Archive for February 2011

courage

maybe the ultimate reason is that i don't have the courage to love.

it's not that he's not good. i was happy with him. but when i calm down and start thinking everything over, i don't have the courage to continue.

i have things i want to achieve in my life. that involves leaving this country for maybe several years. i'm not sure if i would be able to continue my plan to leave by that time if i fall in love now. i don't see myself as someone who will be able to give him happiness in the future if i ever leave while he can't. i don't want to be in a dilemma to give up either my dream or love.

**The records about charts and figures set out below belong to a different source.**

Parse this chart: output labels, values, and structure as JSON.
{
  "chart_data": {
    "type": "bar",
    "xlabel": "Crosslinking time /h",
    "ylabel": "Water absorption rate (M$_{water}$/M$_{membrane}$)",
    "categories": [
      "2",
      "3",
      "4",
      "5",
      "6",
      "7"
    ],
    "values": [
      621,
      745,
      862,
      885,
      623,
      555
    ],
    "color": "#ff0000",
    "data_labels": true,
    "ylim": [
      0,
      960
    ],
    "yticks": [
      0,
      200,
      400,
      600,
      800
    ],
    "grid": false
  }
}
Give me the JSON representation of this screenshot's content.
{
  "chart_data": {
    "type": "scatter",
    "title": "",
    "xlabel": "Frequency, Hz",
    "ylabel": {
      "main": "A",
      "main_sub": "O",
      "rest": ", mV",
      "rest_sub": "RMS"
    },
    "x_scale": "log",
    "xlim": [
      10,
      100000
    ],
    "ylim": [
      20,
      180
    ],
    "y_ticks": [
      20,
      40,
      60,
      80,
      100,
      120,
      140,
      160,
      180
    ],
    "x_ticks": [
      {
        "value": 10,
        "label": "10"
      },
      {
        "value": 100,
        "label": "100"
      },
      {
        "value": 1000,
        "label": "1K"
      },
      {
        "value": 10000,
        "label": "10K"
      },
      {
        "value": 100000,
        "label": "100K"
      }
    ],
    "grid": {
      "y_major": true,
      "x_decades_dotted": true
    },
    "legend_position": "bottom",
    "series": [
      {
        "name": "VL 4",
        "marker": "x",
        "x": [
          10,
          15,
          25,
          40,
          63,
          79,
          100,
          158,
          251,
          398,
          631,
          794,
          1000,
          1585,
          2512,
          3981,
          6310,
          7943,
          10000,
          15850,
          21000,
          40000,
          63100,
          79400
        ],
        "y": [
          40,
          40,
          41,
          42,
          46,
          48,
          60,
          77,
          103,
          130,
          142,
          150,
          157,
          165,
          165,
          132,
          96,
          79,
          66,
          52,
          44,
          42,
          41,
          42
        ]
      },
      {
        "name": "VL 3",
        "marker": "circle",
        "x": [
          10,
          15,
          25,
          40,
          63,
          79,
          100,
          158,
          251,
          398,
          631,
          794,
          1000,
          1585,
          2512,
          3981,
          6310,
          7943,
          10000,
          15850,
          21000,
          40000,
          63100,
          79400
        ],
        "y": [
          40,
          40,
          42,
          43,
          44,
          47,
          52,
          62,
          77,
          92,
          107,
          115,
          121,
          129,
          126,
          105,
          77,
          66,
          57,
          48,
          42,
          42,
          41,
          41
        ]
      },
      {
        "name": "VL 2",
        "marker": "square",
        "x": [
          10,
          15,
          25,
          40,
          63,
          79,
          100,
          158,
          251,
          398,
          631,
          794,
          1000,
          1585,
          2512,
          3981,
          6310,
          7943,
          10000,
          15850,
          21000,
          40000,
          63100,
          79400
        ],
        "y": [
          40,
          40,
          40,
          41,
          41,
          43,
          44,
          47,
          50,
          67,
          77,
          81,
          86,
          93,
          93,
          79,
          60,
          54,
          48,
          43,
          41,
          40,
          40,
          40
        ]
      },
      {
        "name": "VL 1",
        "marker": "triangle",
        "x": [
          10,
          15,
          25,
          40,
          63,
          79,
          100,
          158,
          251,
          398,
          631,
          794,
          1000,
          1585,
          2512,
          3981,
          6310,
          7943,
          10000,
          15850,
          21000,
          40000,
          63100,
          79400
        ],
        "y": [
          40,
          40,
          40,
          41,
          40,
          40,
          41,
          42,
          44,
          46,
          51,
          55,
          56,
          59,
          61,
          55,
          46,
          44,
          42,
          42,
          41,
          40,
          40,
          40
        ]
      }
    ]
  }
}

on the other hand, it's not like i'm going to live happily ever after if i choose to be with him and to give up my dream. he has told me, he can't assure me anything, and he doesn't want us to be couples, simply because he won't be able to in the future. he will have to get married someday and will have to leave me if we were couples. so he just wants us to be best friends forever. at first i told myself i can do this, but actually i'm not sure. it's hard to say what would i become, i might become greedy and want him to commit more, or start imagining more things with him. either way i will be disappointed. i simply don't have the courage to face the disappointment later on.

i think i m too scientific for love. subconsciously, i measure happiness in every way i can. in my current state being alone while able to cope with it, if i don't get into love, i will stay this and i will be safe. if i get into love, i will gain happiness momentarily, but when it ends, it will be devastating to me. i would rather my happiness to be evenly distributed over the years where i don't feel too happy nor too sad, than using up all 'quota' i get for happiness in a few years and live in sorrow and emptiness after that.

i don't understand love. i judge things easily by logic and sensibility. not that i want to, but i simply don't know how not to judge things that way. i can't push myself to go for a route that seemingly riskier to me, or maybe because there wasn't enough push for me to do so. i'm not sure. looking at the way things were, i think i have made the best decision from my judgement.

maybe love is just not the thing i want. maybe i just don't know what i want. maybe i just don't have the courage to love so i keep giving myself reasons not to love.